Die Transplantation der fäkalen Mikrobiota (als Einlauf oder durch eine nasogastrale Sonde) von ausgewählten gesunden Spendern ist zwar mit dem Risiko einer Krankheitsübertragung verbunden, aber als Therapie für rezidivierende oder refraktäre Fälle sehr vielversprechend. In einer randomisierten Studie von Cammarota et al. erwies sich diese Therapie bei der Behandlung rezidivierender Infektionen als signifikant besser als Vancomycin.

Steroide

Die Therapie mit Kortikosteroiden wurde als sicher und wirksam bei der Behandlung schwerer Fälle beschrieben, wird aber nicht allgemein empfohlen.

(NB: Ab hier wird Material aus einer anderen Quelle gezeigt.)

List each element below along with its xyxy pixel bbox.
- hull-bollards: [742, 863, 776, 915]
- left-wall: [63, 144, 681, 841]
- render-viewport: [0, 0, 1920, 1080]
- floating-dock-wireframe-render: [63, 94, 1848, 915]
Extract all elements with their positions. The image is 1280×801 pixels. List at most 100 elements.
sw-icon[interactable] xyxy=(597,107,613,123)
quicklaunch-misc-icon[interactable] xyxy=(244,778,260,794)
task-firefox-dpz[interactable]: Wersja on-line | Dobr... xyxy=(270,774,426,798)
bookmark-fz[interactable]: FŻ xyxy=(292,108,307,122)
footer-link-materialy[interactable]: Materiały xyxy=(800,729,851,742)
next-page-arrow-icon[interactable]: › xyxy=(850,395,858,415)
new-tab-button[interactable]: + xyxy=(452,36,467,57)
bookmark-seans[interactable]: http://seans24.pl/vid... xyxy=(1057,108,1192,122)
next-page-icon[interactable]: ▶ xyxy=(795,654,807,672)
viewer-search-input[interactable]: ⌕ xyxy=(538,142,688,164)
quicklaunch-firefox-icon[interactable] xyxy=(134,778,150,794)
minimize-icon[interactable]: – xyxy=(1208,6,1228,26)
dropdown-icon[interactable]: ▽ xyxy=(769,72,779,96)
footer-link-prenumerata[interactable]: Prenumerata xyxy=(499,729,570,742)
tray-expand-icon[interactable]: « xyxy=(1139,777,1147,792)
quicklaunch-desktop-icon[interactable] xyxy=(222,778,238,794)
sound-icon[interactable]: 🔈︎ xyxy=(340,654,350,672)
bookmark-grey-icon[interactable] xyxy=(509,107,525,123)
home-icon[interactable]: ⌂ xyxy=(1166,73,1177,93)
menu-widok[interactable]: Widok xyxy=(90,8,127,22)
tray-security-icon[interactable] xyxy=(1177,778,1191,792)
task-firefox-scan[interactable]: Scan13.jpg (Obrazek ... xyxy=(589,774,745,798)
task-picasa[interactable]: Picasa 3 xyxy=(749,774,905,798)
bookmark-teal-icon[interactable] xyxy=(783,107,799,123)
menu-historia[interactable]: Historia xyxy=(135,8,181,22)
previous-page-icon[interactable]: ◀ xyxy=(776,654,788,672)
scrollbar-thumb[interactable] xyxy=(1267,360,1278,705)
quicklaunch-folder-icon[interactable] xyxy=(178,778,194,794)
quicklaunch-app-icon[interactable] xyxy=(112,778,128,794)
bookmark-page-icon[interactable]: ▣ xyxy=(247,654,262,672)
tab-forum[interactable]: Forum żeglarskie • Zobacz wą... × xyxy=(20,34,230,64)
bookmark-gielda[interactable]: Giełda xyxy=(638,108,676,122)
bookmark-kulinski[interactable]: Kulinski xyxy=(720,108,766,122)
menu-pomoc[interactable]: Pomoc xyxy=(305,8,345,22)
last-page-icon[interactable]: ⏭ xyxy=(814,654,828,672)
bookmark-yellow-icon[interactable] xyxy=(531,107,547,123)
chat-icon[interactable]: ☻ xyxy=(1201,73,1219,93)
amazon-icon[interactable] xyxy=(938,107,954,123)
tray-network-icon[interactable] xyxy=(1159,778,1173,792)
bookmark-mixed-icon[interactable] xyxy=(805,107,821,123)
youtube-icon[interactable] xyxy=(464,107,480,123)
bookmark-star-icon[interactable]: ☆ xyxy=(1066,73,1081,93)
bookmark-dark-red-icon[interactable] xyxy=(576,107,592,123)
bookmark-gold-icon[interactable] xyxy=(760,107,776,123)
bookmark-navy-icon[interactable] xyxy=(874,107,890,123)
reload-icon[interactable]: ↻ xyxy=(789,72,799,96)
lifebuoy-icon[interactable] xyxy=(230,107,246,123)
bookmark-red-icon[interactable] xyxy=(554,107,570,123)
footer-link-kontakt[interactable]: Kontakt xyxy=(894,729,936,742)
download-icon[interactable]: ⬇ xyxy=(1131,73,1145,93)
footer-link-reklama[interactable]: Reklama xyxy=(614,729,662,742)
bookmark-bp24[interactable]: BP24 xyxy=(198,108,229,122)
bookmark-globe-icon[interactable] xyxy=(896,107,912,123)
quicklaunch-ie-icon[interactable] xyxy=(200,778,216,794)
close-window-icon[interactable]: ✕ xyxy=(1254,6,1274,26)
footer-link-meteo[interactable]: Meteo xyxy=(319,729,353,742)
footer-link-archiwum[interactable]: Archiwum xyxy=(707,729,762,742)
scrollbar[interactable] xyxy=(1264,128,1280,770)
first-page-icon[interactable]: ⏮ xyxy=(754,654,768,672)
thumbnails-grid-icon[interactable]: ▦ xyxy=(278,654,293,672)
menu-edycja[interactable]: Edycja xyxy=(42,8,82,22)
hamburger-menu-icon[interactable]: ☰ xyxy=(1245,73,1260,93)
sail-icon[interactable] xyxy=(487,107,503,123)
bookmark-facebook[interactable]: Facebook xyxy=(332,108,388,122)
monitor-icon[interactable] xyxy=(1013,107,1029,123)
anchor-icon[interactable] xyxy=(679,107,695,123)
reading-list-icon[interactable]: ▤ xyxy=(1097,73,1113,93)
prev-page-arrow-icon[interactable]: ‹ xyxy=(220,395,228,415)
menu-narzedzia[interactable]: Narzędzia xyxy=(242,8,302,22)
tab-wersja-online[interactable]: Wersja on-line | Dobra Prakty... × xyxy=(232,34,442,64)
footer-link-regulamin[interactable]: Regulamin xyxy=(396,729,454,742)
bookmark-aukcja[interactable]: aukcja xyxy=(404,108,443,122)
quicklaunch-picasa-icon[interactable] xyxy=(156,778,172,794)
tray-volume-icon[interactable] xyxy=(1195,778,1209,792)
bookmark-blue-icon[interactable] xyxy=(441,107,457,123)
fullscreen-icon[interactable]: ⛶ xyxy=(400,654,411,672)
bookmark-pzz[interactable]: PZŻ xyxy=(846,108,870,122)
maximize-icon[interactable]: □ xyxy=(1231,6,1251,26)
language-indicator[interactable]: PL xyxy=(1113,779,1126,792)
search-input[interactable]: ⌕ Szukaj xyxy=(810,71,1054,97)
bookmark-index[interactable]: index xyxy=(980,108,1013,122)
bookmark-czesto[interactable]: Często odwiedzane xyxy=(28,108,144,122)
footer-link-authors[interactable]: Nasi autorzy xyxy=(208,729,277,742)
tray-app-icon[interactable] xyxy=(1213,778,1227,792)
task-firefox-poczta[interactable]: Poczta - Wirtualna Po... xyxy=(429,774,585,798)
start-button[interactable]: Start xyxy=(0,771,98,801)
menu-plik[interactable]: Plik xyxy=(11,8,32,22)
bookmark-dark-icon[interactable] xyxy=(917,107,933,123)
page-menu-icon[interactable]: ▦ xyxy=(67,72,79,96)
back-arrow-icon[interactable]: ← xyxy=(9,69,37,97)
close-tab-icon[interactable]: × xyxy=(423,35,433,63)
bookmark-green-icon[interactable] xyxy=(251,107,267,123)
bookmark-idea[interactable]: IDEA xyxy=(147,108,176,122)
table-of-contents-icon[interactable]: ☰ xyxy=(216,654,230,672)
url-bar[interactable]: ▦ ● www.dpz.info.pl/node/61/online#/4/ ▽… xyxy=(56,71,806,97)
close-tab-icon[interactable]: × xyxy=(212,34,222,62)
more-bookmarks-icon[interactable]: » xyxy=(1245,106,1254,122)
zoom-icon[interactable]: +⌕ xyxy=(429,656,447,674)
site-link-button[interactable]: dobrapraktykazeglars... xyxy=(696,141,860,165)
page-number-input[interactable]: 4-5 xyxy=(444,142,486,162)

Nontoxigene Clostridiensporen

Gerding et al. untersuchten die orale Verabreichung von Sporen des nicht-toxigenen C difficile (NTCD)-Stammes M3 (NTCD-M3) an 173 erwachsene Patienten mit C difficile-Infektion, die eine Behandlung mit Metronidazol, oralem Vancomycin oder beidem erfolgreich abgeschlossen hatten, mit dem Ziel, eine erneute Infektion zu verhindern. Oral verabreichtes NTCD-M3 wurde gut vertragen und war offenbar sicher, und es war mit einem signifikanten Rückgang der rezidivierenden C-difficile-Infektion verbunden.